Existing membership inference attacks primarily target static models and fail to exploit the dynamic nature of models updated repeatedly over their lifecycle, thereby limiting the accuracy of privacy auditing. This work proposes SeMI*, the first theoretically optimal sequential membership inference attack tailored for dynamic model sequences under limited sample availability. By analyzing sequences of model updates, SeMI* precisely identifies whether a specific sample was inserted at a given time point. The method demonstrates that leveraging update sequences mitigates the dilution of membership signals caused by accumulating training data and enables joint optimization of sample insertion timing and decoy design to enhance auditing efficacy.

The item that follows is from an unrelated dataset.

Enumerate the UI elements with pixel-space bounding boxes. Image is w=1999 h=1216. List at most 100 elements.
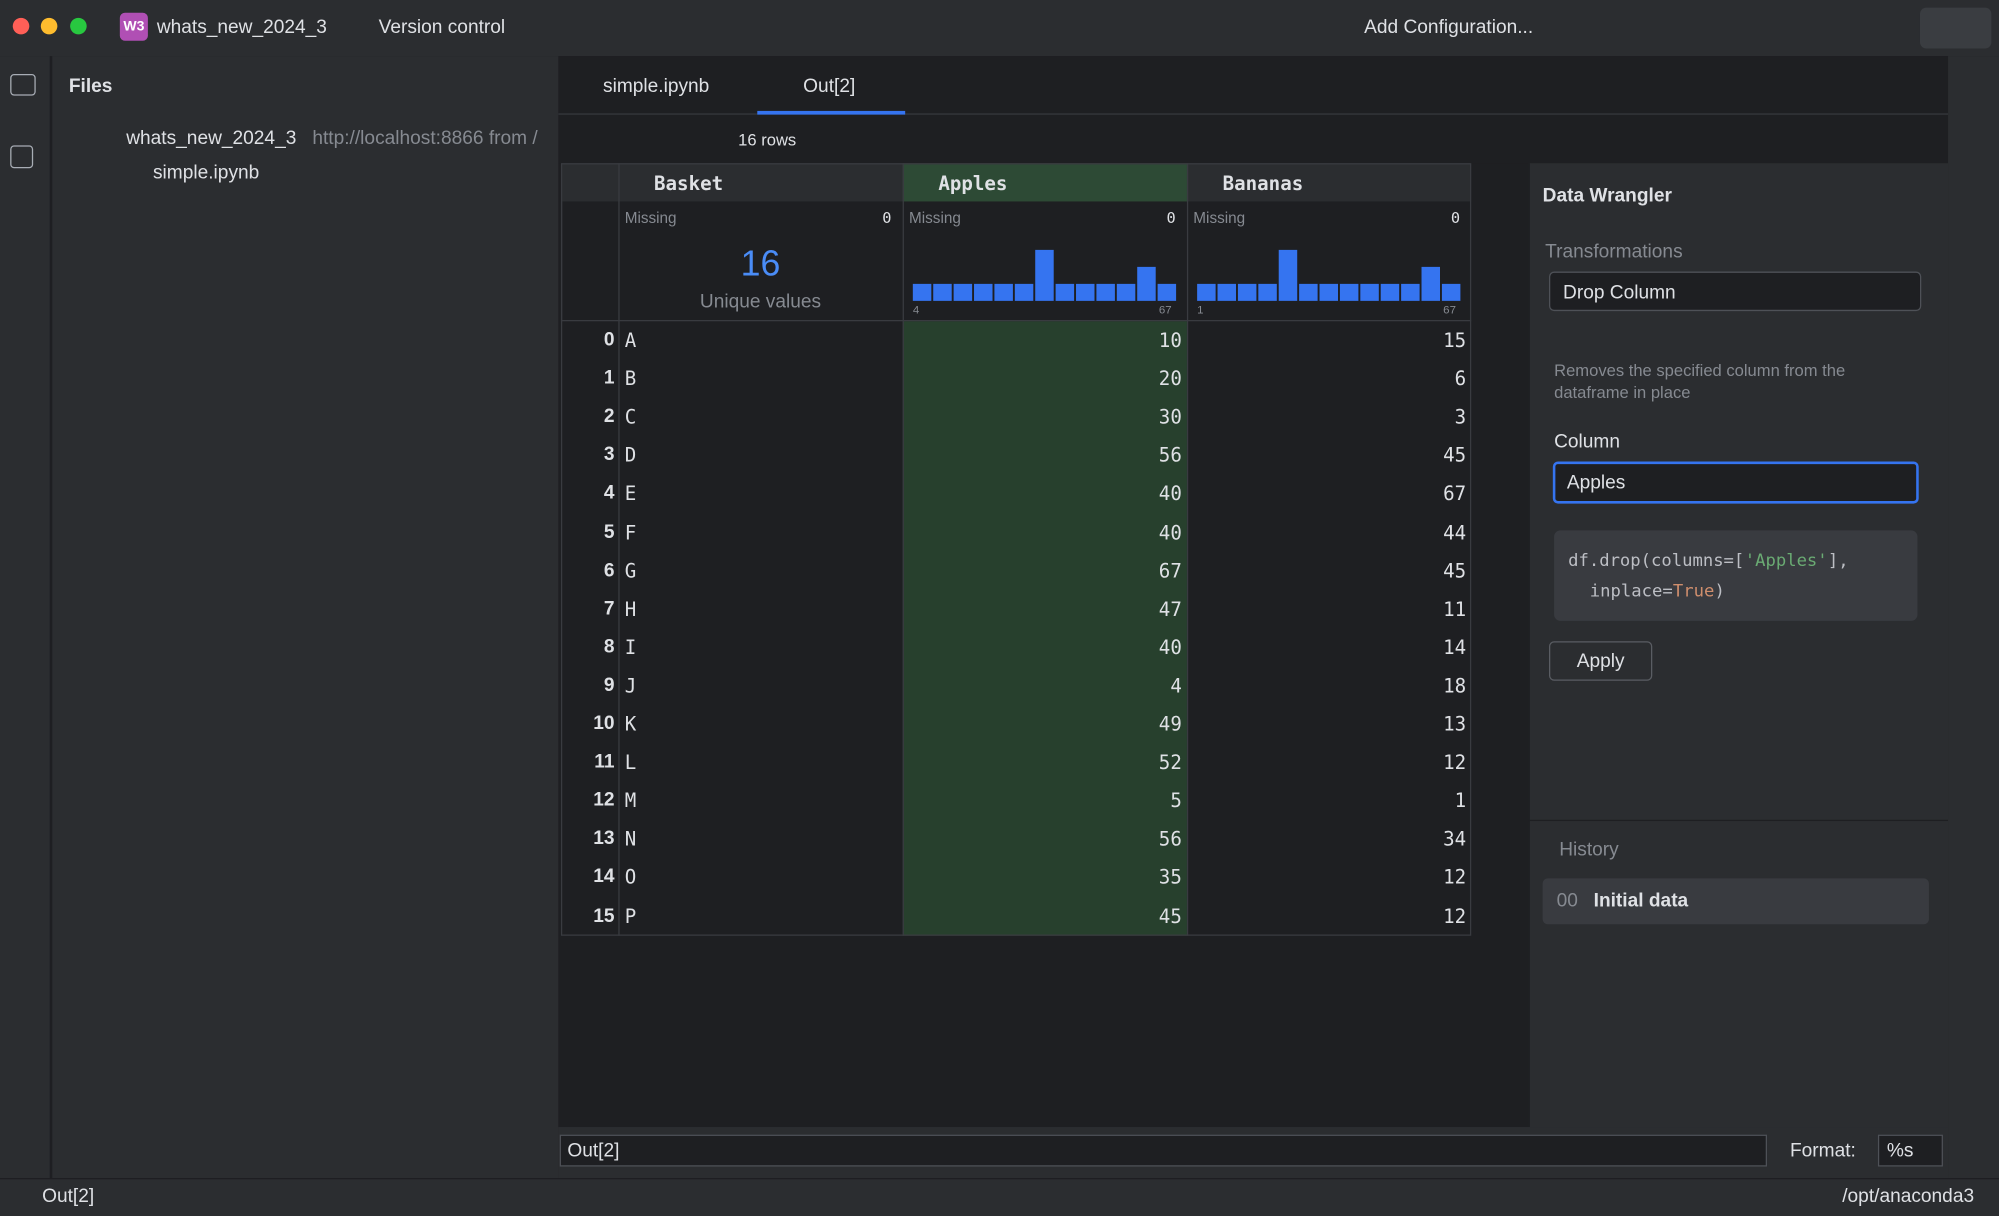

Experiments across diverse data distributions and models trained or fine-tuned with DP-SGD show that practical variants of SeMI* significantly outperform existing baselines, yielding substantially tighter privacy auditing bounds.

Modern AI models are not static. They go through multiple updates in their lifecycles. Thus, exploiting the model dynamics to create stronger Membership Inference (MI) attacks and tighter privacy audits are timely questions. Though the literature empirically shows that using a sequence of model updates can increase the power of MI attacks, rigorous analysis of the `optimal' MI attacks is limited to static models with infinite samples. Hence, we develop an `optimal' MI attack, SeMI*, that uses the sequence of model updates to identify the presence of a target inserted at a certain update step. For the empirical mean computation, we derive the optimal power of SeMI*, while accessing a finite number of samples with or without privacy. Our results retrieve the existing asymptotic analysis. We observe that having access to the model sequence avoids the dilution of MI signals unlike the existing attacks on the final model, where the MI signal vanishes as training data accumulates. Furthermore, an adversary can use SeMI* to tune both the insertion time and the canary to yield tighter privacy audits. Finally, we conduct experiments across data distributions and models trained or fine-tuned with DP-SGD demonstrating that practical variants of SeMI* lead to tighter privacy audits than the baselines.